En lisant cette parabole, nous posons facilement la seule question : « Quel terrain suis-je ? » Une question plus concrète serait : « Qu’est-ce qui fait aujourd’hui un chemin dur dans mon cœur, révèle les pierres ou fait pousser les ronces ? » La même personne peut connaître la dureté un jour, la superficialité un autre et des désirs compliqués un autre encore. La parabole ne nous conduit donc pas au découragement, mais à la vigilance. Le cœur est préparé non par celui qui se croit arrivé, mais par celui qui désire être encore travaillé devant le Seigneur.

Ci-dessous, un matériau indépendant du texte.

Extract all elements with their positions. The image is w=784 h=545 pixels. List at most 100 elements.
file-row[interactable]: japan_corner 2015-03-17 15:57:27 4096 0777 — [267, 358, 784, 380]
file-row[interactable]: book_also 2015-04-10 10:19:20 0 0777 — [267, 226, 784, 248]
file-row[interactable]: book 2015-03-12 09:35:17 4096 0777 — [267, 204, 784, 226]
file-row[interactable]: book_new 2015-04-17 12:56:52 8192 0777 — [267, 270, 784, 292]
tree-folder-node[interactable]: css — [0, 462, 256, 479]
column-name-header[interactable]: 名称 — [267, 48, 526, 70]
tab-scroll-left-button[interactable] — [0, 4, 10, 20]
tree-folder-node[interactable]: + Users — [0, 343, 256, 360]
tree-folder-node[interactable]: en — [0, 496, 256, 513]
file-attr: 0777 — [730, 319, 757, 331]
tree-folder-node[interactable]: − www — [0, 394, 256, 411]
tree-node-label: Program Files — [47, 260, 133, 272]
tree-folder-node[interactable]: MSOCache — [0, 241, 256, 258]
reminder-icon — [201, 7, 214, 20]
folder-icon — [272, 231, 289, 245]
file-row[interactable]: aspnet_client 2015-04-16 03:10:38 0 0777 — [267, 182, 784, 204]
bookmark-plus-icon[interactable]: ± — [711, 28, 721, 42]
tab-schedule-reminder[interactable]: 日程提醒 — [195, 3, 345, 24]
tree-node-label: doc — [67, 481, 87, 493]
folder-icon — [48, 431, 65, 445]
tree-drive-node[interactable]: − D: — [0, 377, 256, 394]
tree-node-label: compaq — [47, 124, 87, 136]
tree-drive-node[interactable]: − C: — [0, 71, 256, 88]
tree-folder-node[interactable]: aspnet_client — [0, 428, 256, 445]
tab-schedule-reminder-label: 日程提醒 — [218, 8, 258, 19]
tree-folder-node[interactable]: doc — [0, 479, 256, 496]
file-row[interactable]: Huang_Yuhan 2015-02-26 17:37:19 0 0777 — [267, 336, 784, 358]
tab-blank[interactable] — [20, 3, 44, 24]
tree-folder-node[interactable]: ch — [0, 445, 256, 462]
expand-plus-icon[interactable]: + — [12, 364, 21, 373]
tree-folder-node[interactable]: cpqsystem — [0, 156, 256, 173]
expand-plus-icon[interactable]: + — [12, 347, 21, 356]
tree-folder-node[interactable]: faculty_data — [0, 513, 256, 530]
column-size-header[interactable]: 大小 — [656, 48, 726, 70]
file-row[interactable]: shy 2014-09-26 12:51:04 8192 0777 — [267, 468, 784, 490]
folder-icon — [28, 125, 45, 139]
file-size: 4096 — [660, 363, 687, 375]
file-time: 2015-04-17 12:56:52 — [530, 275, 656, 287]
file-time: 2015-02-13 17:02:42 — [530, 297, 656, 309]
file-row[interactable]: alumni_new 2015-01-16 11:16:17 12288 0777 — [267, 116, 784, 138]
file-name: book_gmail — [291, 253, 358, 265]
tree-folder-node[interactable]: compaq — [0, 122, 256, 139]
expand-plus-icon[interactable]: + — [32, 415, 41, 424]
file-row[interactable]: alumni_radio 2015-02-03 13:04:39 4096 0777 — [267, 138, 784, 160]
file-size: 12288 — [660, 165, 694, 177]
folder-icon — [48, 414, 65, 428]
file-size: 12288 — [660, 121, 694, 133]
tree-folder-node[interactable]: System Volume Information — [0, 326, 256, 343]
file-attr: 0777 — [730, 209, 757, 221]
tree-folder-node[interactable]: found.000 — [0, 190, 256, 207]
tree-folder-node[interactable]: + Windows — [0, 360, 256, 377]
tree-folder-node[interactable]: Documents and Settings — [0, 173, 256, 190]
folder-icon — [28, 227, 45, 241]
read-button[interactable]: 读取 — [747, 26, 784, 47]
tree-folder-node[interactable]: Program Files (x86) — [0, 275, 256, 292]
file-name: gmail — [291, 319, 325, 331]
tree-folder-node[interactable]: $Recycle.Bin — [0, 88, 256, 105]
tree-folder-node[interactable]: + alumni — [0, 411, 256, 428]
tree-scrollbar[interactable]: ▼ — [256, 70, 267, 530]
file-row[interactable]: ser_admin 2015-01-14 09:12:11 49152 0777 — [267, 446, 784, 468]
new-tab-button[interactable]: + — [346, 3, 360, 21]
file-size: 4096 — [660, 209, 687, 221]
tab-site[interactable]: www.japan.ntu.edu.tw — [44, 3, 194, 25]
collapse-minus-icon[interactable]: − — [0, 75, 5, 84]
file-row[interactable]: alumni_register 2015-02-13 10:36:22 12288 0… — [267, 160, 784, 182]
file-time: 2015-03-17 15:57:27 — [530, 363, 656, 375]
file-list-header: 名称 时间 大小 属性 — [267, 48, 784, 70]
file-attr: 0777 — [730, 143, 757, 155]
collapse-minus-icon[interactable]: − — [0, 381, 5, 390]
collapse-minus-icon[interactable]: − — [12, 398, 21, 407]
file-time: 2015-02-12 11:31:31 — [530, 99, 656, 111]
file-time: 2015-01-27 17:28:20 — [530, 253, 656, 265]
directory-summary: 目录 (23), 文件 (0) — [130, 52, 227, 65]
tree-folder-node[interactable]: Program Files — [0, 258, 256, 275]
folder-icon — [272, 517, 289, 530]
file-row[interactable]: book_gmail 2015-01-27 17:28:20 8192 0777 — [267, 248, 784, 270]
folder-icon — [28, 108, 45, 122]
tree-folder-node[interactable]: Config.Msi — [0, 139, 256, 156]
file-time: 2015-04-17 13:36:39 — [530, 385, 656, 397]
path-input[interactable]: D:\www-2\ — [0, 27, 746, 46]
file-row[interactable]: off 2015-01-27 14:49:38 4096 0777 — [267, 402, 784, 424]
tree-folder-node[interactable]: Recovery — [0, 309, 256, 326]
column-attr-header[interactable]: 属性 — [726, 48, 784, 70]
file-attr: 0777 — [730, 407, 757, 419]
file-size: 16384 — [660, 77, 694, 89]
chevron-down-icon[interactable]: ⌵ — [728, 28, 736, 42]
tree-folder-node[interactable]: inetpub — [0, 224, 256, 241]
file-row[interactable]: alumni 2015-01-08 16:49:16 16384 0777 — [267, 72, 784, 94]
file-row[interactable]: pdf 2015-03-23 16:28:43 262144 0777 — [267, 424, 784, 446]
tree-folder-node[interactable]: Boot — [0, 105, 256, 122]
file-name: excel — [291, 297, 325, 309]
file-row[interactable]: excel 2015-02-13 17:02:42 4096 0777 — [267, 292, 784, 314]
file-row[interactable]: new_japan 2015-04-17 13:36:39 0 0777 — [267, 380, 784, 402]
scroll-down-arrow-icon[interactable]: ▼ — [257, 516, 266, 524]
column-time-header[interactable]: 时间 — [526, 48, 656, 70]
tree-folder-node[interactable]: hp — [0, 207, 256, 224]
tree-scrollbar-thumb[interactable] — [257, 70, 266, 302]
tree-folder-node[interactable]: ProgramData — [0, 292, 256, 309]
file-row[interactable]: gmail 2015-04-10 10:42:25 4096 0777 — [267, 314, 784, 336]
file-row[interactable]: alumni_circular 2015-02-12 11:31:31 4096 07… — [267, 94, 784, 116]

Un bref exemple suffit. Quelqu’un lit la Parole le matin, puis se laisse immédiatement emporter par l’inquiétude et la comparaison sur le chemin du travail. Il se demande alors : « Qu’est-ce que j’ai lu ce matin ? » et le rappelle à sa mémoire. Quelqu’un d’autre veut rester honnête selon la Parole alors qu’il risque une petite perte ; ce moment même peut être celui où une racine s’enfonce. Une autre personne comprend le soir, après une journée très chargée, qu’elle a presque oublié Dieu. Cette prise de conscience peut déjà être le commencement de la grâce qui remet le terrain en ordre. La foi mûrit dans ces répétitions plus que dans les scènes spectaculaires.
La parabole du semeur ne nous place pas devant un tableau qui classe les autres, mais devant notre manière de recevoir la Parole. La semence de Dieu est encore semée aujourd’hui. La question n’est pas de savoir si la semence manque, mais avec quel cœur nous nous tenons devant elle. Si le cœur s’est durci, reconnaissons-le honnêtement devant le Seigneur. S’il est devenu superficiel, demeurons de nouveau dans la Parole. Si les ronces sont nombreuses, remettons simplement les priorités en ordre. Même si le fruit visible semble encore petit, il n’y a pas lieu de se décourager. Jésus a dit que la bonne terre porte du fruit avec persévérance. Lorsque les petites obéissances qui écoutent et gardent la Parole s’accumulent, le fruit que Dieu fait pousser apparaît un jour clairement au milieu de la vie.
À une époque où la Parole se disperse facilement, il est important de demeurer volontairement près d’elle. Pour construire une régularité dans la lecture, on peut utiliser le plan de lecture sur 365 jours ou la Parole du jour. L’important n’est pas de donner l’image de quelqu’un qui fait beaucoup, mais d’avancer avec persévérance en gardant la Parole entendue. Jésus nous enseigne que la semence tombée dans la bonne terre porte nécessairement du fruit. Aujourd’hui encore, ouvrons calmement notre cœur devant le Seigneur et revenons à la place où nous entendons et gardons sa Parole.